Das Verhältnis zwischen Individuum und Organisation war immer ein schwieriges. Die Hierarchie steuert den Arbeitseinsatz mittels Anweisungen und Direktiven und verlangt gleichzeitig Eigeninitiative und Übernahme von Verantwortung vom Individuum. Im Spannungsfeld dieser beiden Pole, ist eine Verlagerung in Richtung einer neuen und selbstbestimmten Form der Kooperation zu beobachten.
Immer häufiger versucht die Hierarchie, die Interessen und Motivationen von freien Produzenten (Peers) zu nutzen, um Innovationsraten zu erhöhen, Produkte anzureichern und zu vertreiben. Dieser ”Kognitive Surplus“ an Zeit, Ideen, Fähigkeiten und Motivation ist aber nur möglich, weil ihn die Hierarchie paradoxerweise zulässt: Nur weil die Unternehmung die Individualität nicht effizient nutzen kann, entsteht ein Überschuss an Ideen und Tatkraft, der sich in Peer-to-Peer-Kooperationen (P2P-Kooperationen) manifestiert. Diese wiederum müssen von der Organisation integriert werden, um im Hyperwettbewerb bestehen zu können.

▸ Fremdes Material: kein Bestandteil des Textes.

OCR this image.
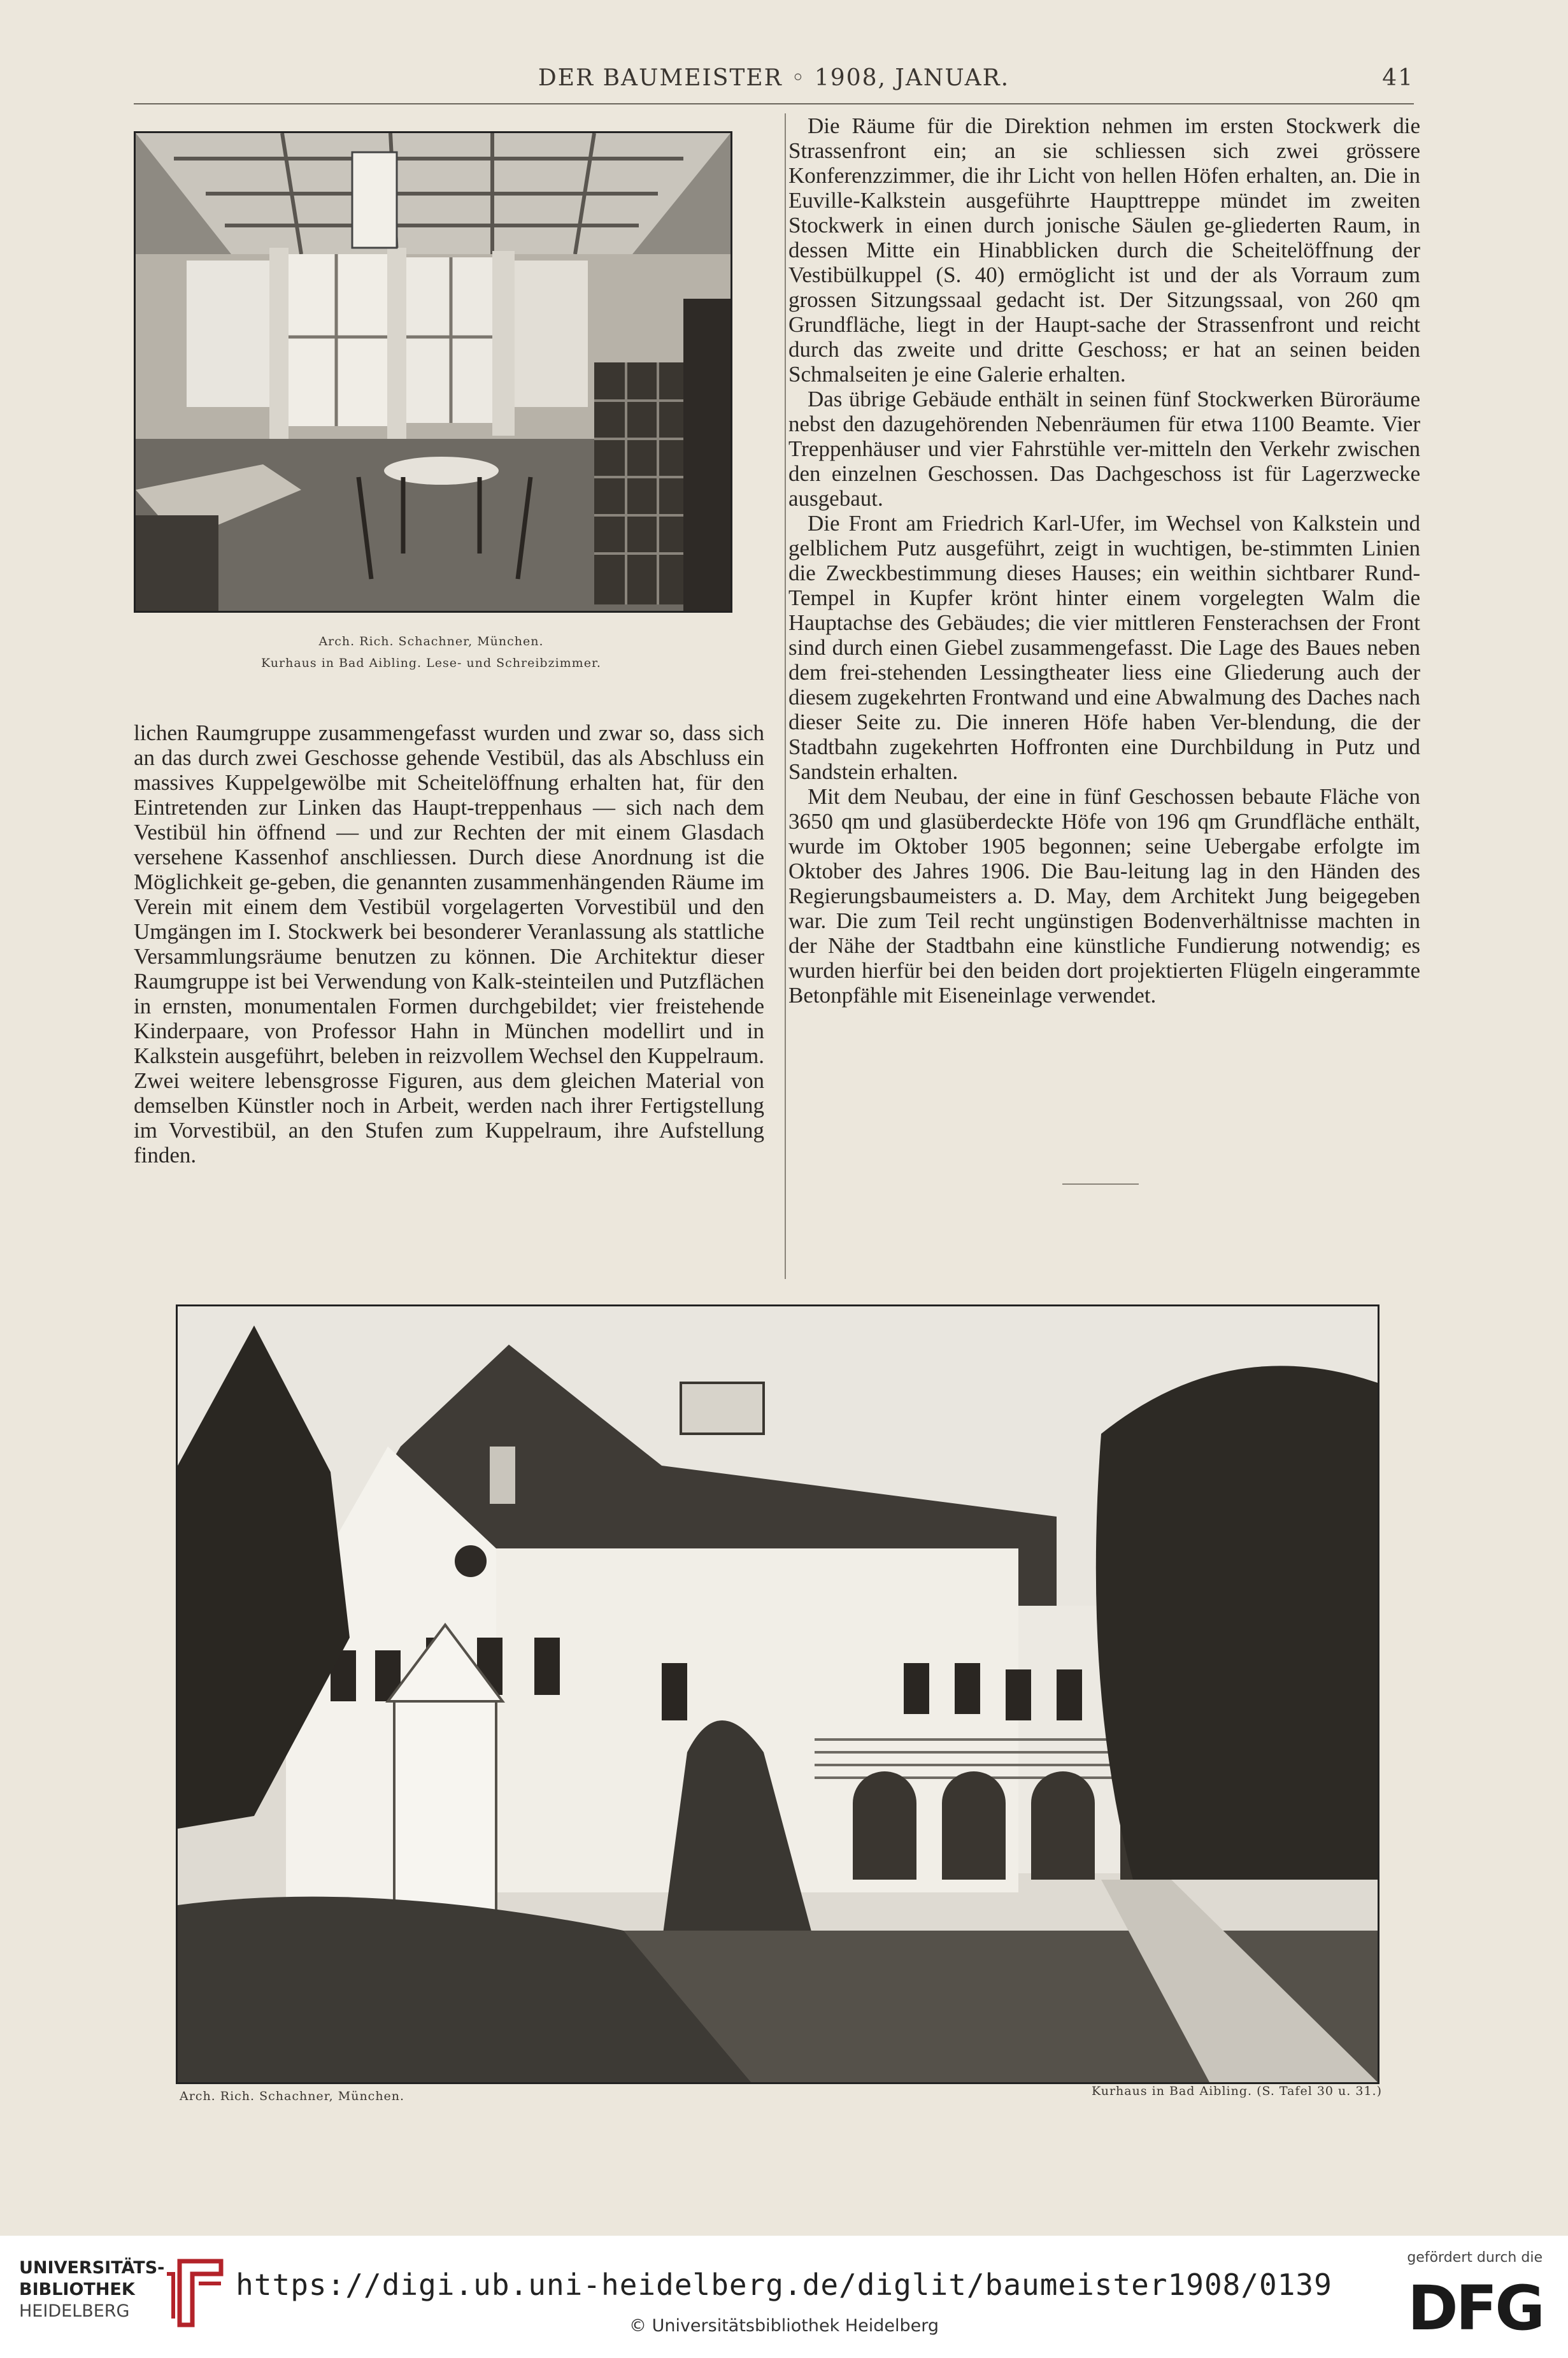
DER BAUMEISTER ◦ 1908, JANUAR.	41
Arch. Rich. Schachner, München.
Kurhaus in Bad Aibling. Lese- und Schreibzimmer.

lichen Raumgruppe zusammengefasst wurden und zwar so, dass sich an das durch zwei Geschosse gehende Vestibül, das als Abschluss ein massives Kuppelgewölbe mit Scheitelöffnung erhalten hat, für den Eintretenden zur Linken das Haupt-treppenhaus — sich nach dem Vestibül hin öffnend — und zur Rechten der mit einem Glasdach versehene Kassenhof anschliessen. Durch diese Anordnung ist die Möglichkeit ge-geben, die genannten zusammenhängenden Räume im Verein mit einem dem Vestibül vorgelagerten Vorvestibül und den Umgängen im I. Stockwerk bei besonderer Veranlassung als stattliche Versammlungsräume benutzen zu können. Die Architektur dieser Raumgruppe ist bei Verwendung von Kalk-steinteilen und Putzflächen in ernsten, monumentalen Formen durchgebildet; vier freistehende Kinderpaare, von Professor Hahn in München modellirt und in Kalkstein ausgeführt, beleben in reizvollem Wechsel den Kuppelraum. Zwei weitere lebensgrosse Figuren, aus dem gleichen Material von demselben Künstler noch in Arbeit, werden nach ihrer Fertigstellung im Vorvestibül, an den Stufen zum Kuppelraum, ihre Aufstellung finden.

Die Räume für die Direktion nehmen im ersten Stockwerk die Strassenfront ein; an sie schliessen sich zwei grössere Konferenzzimmer, die ihr Licht von hellen Höfen erhalten, an. Die in Euville-Kalkstein ausgeführte Haupttreppe mündet im zweiten Stockwerk in einen durch jonische Säulen ge-gliederten Raum, in dessen Mitte ein Hinabblicken durch die Scheitelöffnung der Vestibülkuppel (S. 40) ermöglicht ist und der als Vorraum zum grossen Sitzungssaal gedacht ist. Der Sitzungssaal, von 260 qm Grundfläche, liegt in der Haupt-sache der Strassenfront und reicht durch das zweite und dritte Geschoss; er hat an seinen beiden Schmalseiten je eine Galerie erhalten.

Das übrige Gebäude enthält in seinen fünf Stockwerken Büroräume nebst den dazugehörenden Nebenräumen für etwa 1100 Beamte. Vier Treppenhäuser und vier Fahrstühle ver-mitteln den Verkehr zwischen den einzelnen Geschossen. Das Dachgeschoss ist für Lagerzwecke ausgebaut.

Die Front am Friedrich Karl-Ufer, im Wechsel von Kalkstein und gelblichem Putz ausgeführt, zeigt in wuchtigen, be-stimmten Linien die Zweckbestimmung dieses Hauses; ein weithin sichtbarer Rund-Tempel in Kupfer krönt hinter einem vorgelegten Walm die Hauptachse des Gebäudes; die vier mittleren Fensterachsen der Front sind durch einen Giebel zusammengefasst. Die Lage des Baues neben dem frei-stehenden Lessingtheater liess eine Gliederung auch der diesem zugekehrten Frontwand und eine Abwalmung des Daches nach dieser Seite zu. Die inneren Höfe haben Ver-blendung, die der Stadtbahn zugekehrten Hoffronten eine Durchbildung in Putz und Sandstein erhalten.

Mit dem Neubau, der eine in fünf Geschossen bebaute Fläche von 3650 qm und glasüberdeckte Höfe von 196 qm Grundfläche enthält, wurde im Oktober 1905 begonnen; seine Uebergabe erfolgte im Oktober des Jahres 1906. Die Bau-leitung lag in den Händen des Regierungsbaumeisters a. D. May, dem Architekt Jung beigegeben war. Die zum Teil recht ungünstigen Bodenverhältnisse machten in der Nähe der Stadtbahn eine künstliche Fundierung notwendig; es wurden hierfür bei den beiden dort projektierten Flügeln eingerammte Betonpfähle mit Eiseneinlage verwendet.

Arch. Rich. Schachner, München.	Kurhaus in Bad Aibling. (S. Tafel 30 u. 31.)
UNIVERSITÄTS-
BIBLIOTHEK
HEIDELBERG
https://digi.ub.uni-heidelberg.de/diglit/baumeister1908/0139
© Universitätsbibliothek Heidelberg
gefördert durch die
DFG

Die Hierarchie wird nicht verschwinden. Sie wird in den nächsten 10 bis 20 Jahren immer mehr die Logiken der P2P-Produktion aufnehmen. Sie wird P2P-Arbeitsweisen über virtuelle Plattformen integrieren und sich zu Netarchien, zu einem Hybrid aus Hierarchie und Peer-Produktion, transformieren. Diese Transformation ist in den einzelnen Unternehmensfunktionen (Produktion, Marketing, Human-Resource, Forschung und Entwicklung usw.) bereits im vollem Gange. Dieser Prozess bringt Herausforderungen, aber auch Chancen für beide Strukturformen mit sich: Die Hierarchie gewinnt neue, vielfach günstige Kapazitäten, kann sie aber nicht per Anweisung steuern, sondern muss neue Wege der Motivation und indirekten Führung suchen. P2P gewinnt Kundenorientierung, kann aber seine Selbstbestimmtheit und Innovationsfähigkeit verlieren. Schließlich ist diese radikale Individualisierung nicht ohne Risiko für jeden Einzelnen, da Sicherheitsnetze fehlen und die Kosten ”ein bloßes Individuum“ zu sein, sehr hoch sein können.